Babam benim yaşımdayken altı yaşındaki kardeşimi ve sekiz
yaşındaki beni okula götürüyor, oradan işe gidiyordu. Bir evi vardı. Kısacası,
o dönem orta halli bir ailenin sahip olduğu her şeye sahipti.
Ben ise kız kardeşimle birlikte kirada oturuyordum ve açıkçası
kenarda hiçbir yatırımım yoktu. Evlilik ve çocuk sahibi olma konusunda
düşüncelerim ise sadece birer düşünceden ibaretti ve 23 yaşımdaki
düşüncelerimden farksızdı. Benim kariyer planım, babamın dediği gibi bu hafta
sonunu idare edecek kadardı. “Bunlara kafa yormayı düşünüyor musun? Artık 20
yaşında olmadığının farkındasın değil mi” diye sordu.
Açıkçası bundan pek de emin değildim. Birçok açıdan bir
yetişkindim; vergilerimi ödüyordum, oy kullanıyordum, bazı kuruluşlara bağış
yapıyordum ancak umutsuzca yaşımı inkar ediyordum.

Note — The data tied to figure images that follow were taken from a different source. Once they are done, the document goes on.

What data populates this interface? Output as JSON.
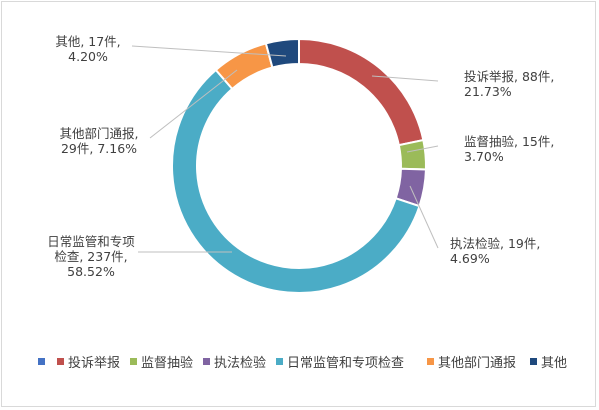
{
  "chart_data": {
    "type": "donut",
    "title": "",
    "categories": [
      "",
      "投诉举报",
      "监督抽验",
      "执法检验",
      "日常监管和专项检查",
      "其他部门通报",
      "其他"
    ],
    "values": [
      0,
      88,
      15,
      19,
      237,
      29,
      17
    ],
    "units": "件",
    "percent_labels": [
      "",
      "21.73%",
      "3.70%",
      "4.69%",
      "58.52%",
      "7.16%",
      "4.20%"
    ],
    "data_labels": [
      [],
      [
        "投诉举报, 88件,",
        "21.73%"
      ],
      [
        "监督抽验, 15件,",
        "3.70%"
      ],
      [
        "执法检验, 19件,",
        "4.69%"
      ],
      [
        "日常监管和专项",
        "检查, 237件,",
        "58.52%"
      ],
      [
        "其他部门通报,",
        "29件, 7.16%"
      ],
      [
        "其他, 17件,",
        "4.20%"
      ]
    ],
    "colors": [
      "#4472c4",
      "#c0504d",
      "#9bbb59",
      "#8064a2",
      "#4bacc6",
      "#f79646",
      "#1f497d"
    ],
    "legend_position": "bottom"
  }
}
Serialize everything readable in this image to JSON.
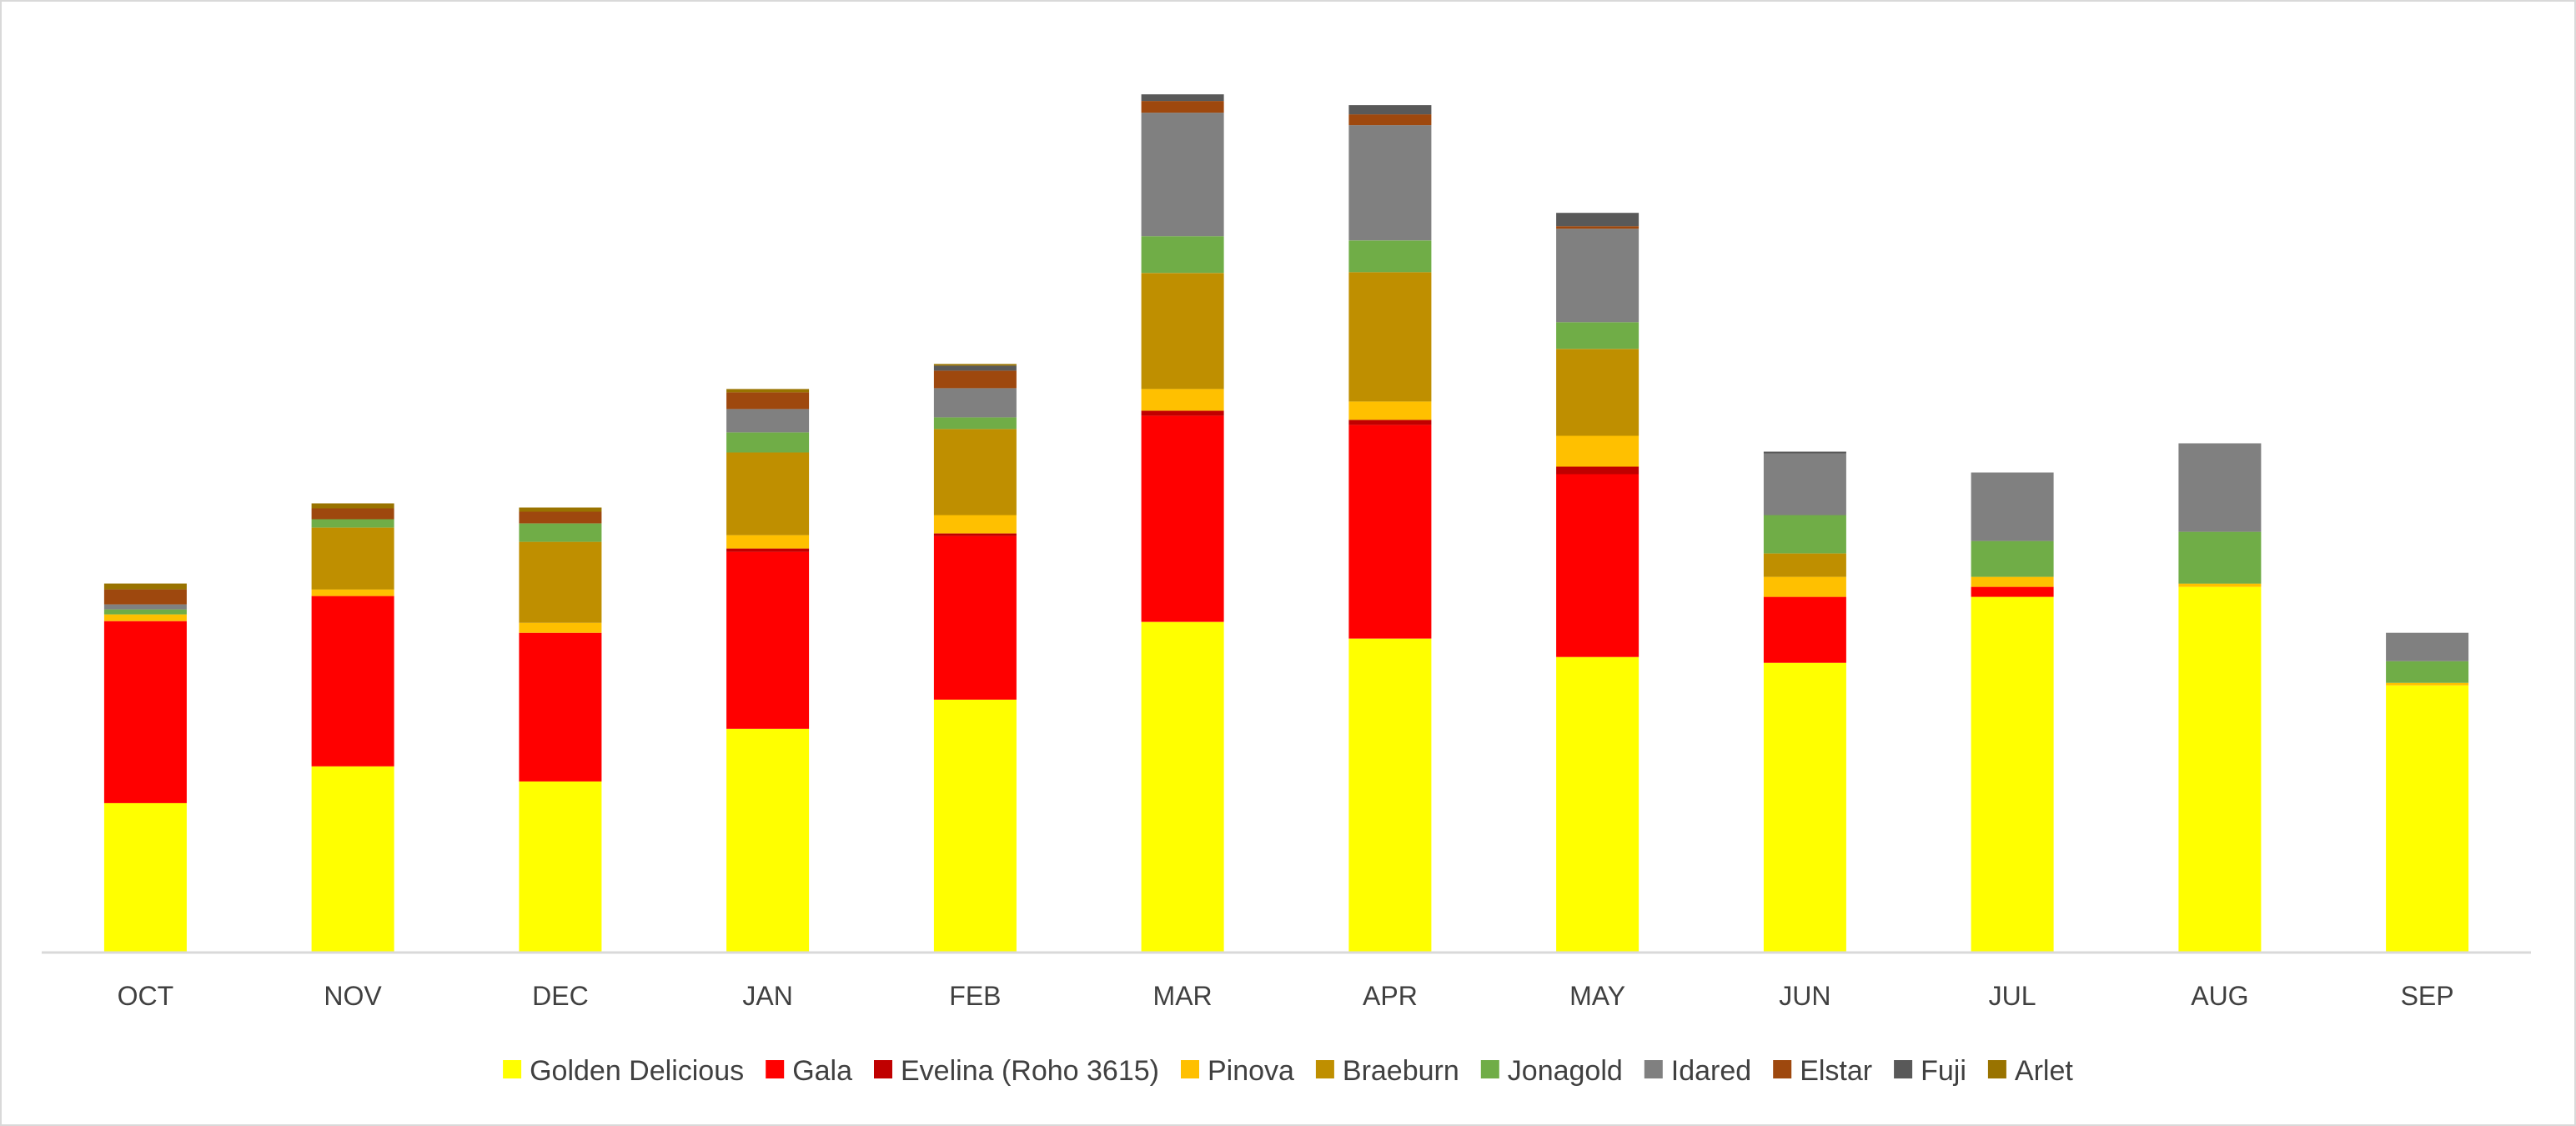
{
  "chart_data": {
    "type": "bar",
    "stacked": true,
    "categories": [
      "OCT",
      "NOV",
      "DEC",
      "JAN",
      "FEB",
      "MAR",
      "APR",
      "MAY",
      "JUN",
      "JUL",
      "AUG",
      "SEP"
    ],
    "title": "",
    "xlabel": "",
    "ylabel": "",
    "ylim": [
      0,
      1140
    ],
    "grid": false,
    "legend": "bottom",
    "series": [
      {
        "name": "Golden Delicious",
        "color": "#FFFF00",
        "values": [
          178,
          222,
          204,
          267,
          302,
          395,
          375,
          353,
          346,
          425,
          437,
          319
        ]
      },
      {
        "name": "Gala",
        "color": "#FF0000",
        "values": [
          218,
          204,
          178,
          212,
          196,
          247,
          256,
          219,
          79,
          12,
          0,
          0
        ]
      },
      {
        "name": "Evelina (Roho 3615)",
        "color": "#C00000",
        "values": [
          0,
          0,
          0,
          4,
          3,
          6,
          6,
          9,
          0,
          0,
          0,
          0
        ]
      },
      {
        "name": "Pinova",
        "color": "#FFC000",
        "values": [
          8,
          8,
          12,
          16,
          22,
          26,
          22,
          37,
          24,
          12,
          4,
          3
        ]
      },
      {
        "name": "Braeburn",
        "color": "#BF8F00",
        "values": [
          0,
          74,
          97,
          99,
          103,
          139,
          155,
          104,
          28,
          0,
          0,
          0
        ]
      },
      {
        "name": "Jonagold",
        "color": "#70AD47",
        "values": [
          6,
          10,
          22,
          24,
          14,
          44,
          38,
          32,
          46,
          43,
          62,
          26
        ]
      },
      {
        "name": "Idared",
        "color": "#808080",
        "values": [
          6,
          0,
          0,
          28,
          35,
          148,
          138,
          112,
          74,
          82,
          106,
          34
        ]
      },
      {
        "name": "Elstar",
        "color": "#9E480E",
        "values": [
          18,
          13,
          14,
          20,
          21,
          14,
          13,
          3,
          0,
          0,
          0,
          0
        ]
      },
      {
        "name": "Fuji",
        "color": "#595959",
        "values": [
          0,
          0,
          0,
          0,
          6,
          8,
          11,
          16,
          2,
          0,
          0,
          0
        ]
      },
      {
        "name": "Arlet",
        "color": "#997300",
        "values": [
          7,
          6,
          5,
          4,
          2,
          0,
          0,
          0,
          0,
          0,
          0,
          0
        ]
      }
    ]
  },
  "style": {
    "axis_color": "#D9D9D9",
    "text_color": "#404040",
    "background": "#FFFFFF"
  }
}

Profesör Furied, yetişkinlerin Harry Potter, Açlık Oyunları,
Twilight gibi çocukların ve gençlerin ilgisini çekecek eserleri yakından takip
etmesini yetişkinlikten kaçma isteğine bağlıyor
Hayatımın eşini bulacağımı, hayatımın düzene gireceğini
düşünmüştüm ama öyle olmadı. Bu yüzden 10 yıl önce nasılsa, o şekilde
davranmaya devam ettim. Paramı biriktirmek yerine hepsini geldiği gibi
harcadım. Arkadaşlarımla bir gece daha dışarı çıkmak için kendimi zorladım. Bir
an bile ev almayı düşünmek yerine kiralık evlere paramı harcadım. Hala
büyümemiştim. Sorumsuz ve ergen miydim? Evet.

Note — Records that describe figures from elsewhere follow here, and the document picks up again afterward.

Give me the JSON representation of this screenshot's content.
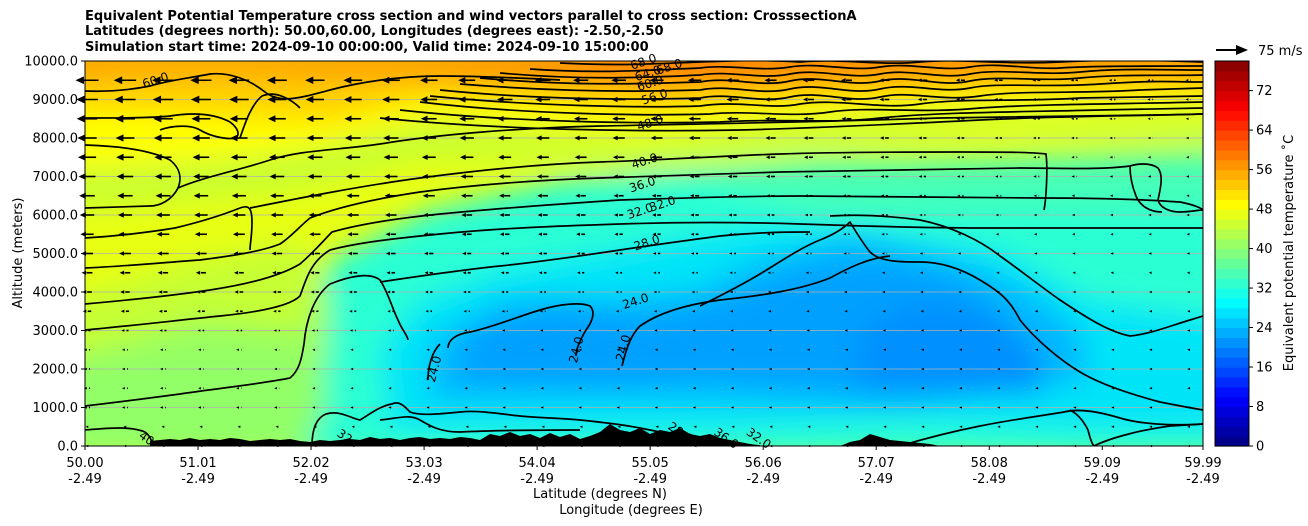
{
  "chart_data": {
    "type": "heatmap",
    "title_lines": [
      "Equivalent Potential Temperature cross section and wind vectors parallel to cross section: CrosssectionA",
      "Latitudes (degrees north): 50.00,60.00, Longitudes (degrees east): -2.50,-2.50",
      "Simulation start time: 2024-09-10 00:00:00, Valid time: 2024-09-10 15:00:00"
    ],
    "xlabel_lines": [
      "Latitude (degrees N)",
      "Longitude (degrees E)"
    ],
    "ylabel": "Altitude (meters)",
    "x_ticks": [
      {
        "lat": "50.00",
        "lon": "-2.49"
      },
      {
        "lat": "51.01",
        "lon": "-2.49"
      },
      {
        "lat": "52.02",
        "lon": "-2.49"
      },
      {
        "lat": "53.03",
        "lon": "-2.49"
      },
      {
        "lat": "54.04",
        "lon": "-2.49"
      },
      {
        "lat": "55.05",
        "lon": "-2.49"
      },
      {
        "lat": "56.06",
        "lon": "-2.49"
      },
      {
        "lat": "57.07",
        "lon": "-2.49"
      },
      {
        "lat": "58.08",
        "lon": "-2.49"
      },
      {
        "lat": "59.09",
        "lon": "-2.49"
      },
      {
        "lat": "59.99",
        "lon": "-2.49"
      }
    ],
    "xlim": [
      50.0,
      59.99
    ],
    "y_ticks": [
      "0.0",
      "1000.0",
      "2000.0",
      "3000.0",
      "4000.0",
      "5000.0",
      "6000.0",
      "7000.0",
      "8000.0",
      "9000.0",
      "10000.0"
    ],
    "ylim": [
      0,
      10000
    ],
    "grid": "horizontal",
    "colorbar": {
      "label": "Equivalent potential temperature $^\\circ$C",
      "label_text": "Equivalent potential temperature ˚C",
      "ticks": [
        "0",
        "8",
        "16",
        "24",
        "32",
        "40",
        "48",
        "56",
        "64",
        "72"
      ],
      "range": [
        0,
        78
      ],
      "colormap": "jet"
    },
    "quiver_key": {
      "label": "75 m/s",
      "value": 75
    },
    "contour_labels": [
      {
        "text": "60.0",
        "lat": 50.63,
        "alt": 9500
      },
      {
        "text": "68.0",
        "lat": 54.99,
        "alt": 9980
      },
      {
        "text": "68.0",
        "lat": 55.22,
        "alt": 9850
      },
      {
        "text": "64.0",
        "lat": 55.03,
        "alt": 9680
      },
      {
        "text": "60.0",
        "lat": 55.05,
        "alt": 9420
      },
      {
        "text": "56.0",
        "lat": 55.09,
        "alt": 9070
      },
      {
        "text": "48.0",
        "lat": 55.05,
        "alt": 8390
      },
      {
        "text": "40.0",
        "lat": 55.0,
        "alt": 7400
      },
      {
        "text": "36.0",
        "lat": 54.98,
        "alt": 6790
      },
      {
        "text": "32.0",
        "lat": 54.96,
        "alt": 6100
      },
      {
        "text": "32.0",
        "lat": 55.16,
        "alt": 6290
      },
      {
        "text": "28.0",
        "lat": 55.02,
        "alt": 5280
      },
      {
        "text": "24.0",
        "lat": 54.92,
        "alt": 3760
      },
      {
        "text": "24.0",
        "lat": 53.12,
        "alt": 2000
      },
      {
        "text": "24.0",
        "lat": 54.39,
        "alt": 2500
      },
      {
        "text": "24.0",
        "lat": 54.81,
        "alt": 2550
      },
      {
        "text": "40",
        "lat": 50.55,
        "alt": 200
      },
      {
        "text": "32",
        "lat": 52.32,
        "alt": 250
      },
      {
        "text": "28.0",
        "lat": 55.32,
        "alt": 350
      },
      {
        "text": "36.0",
        "lat": 55.73,
        "alt": 200
      },
      {
        "text": "32.0",
        "lat": 56.02,
        "alt": 200
      }
    ]
  }
}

Geçenlerde yalnız olmadığımı ve benim gibi insanlara verilen
bir isim olduğunu fark ettim: Peter Pan jenerasyonu. 25-40 yaş arasında olup da
uzatılmış bir ergenlik dönemi yaşayan ve evlilik, ev alma, çocuk sahibi olma
gibi sorumluluklardan kaçan bir nesil… Bu konu üzerine çalışan Kent
Üniversitesi’nden sosyolog Profesör Frank Furedi “Bugün toplumumuz, ergenlik
çağında takılıp kalmış kayıp oğlanlar ve kızlarla dolu” diyor. Bu kişiler
genellikle 30 yaşına kadar aileleriyle yaşıyor, evlilikten mümkün olduğunca
kaçıyor ve hayatlarına 20’li yaşlarındaymış gibi devam ediyor.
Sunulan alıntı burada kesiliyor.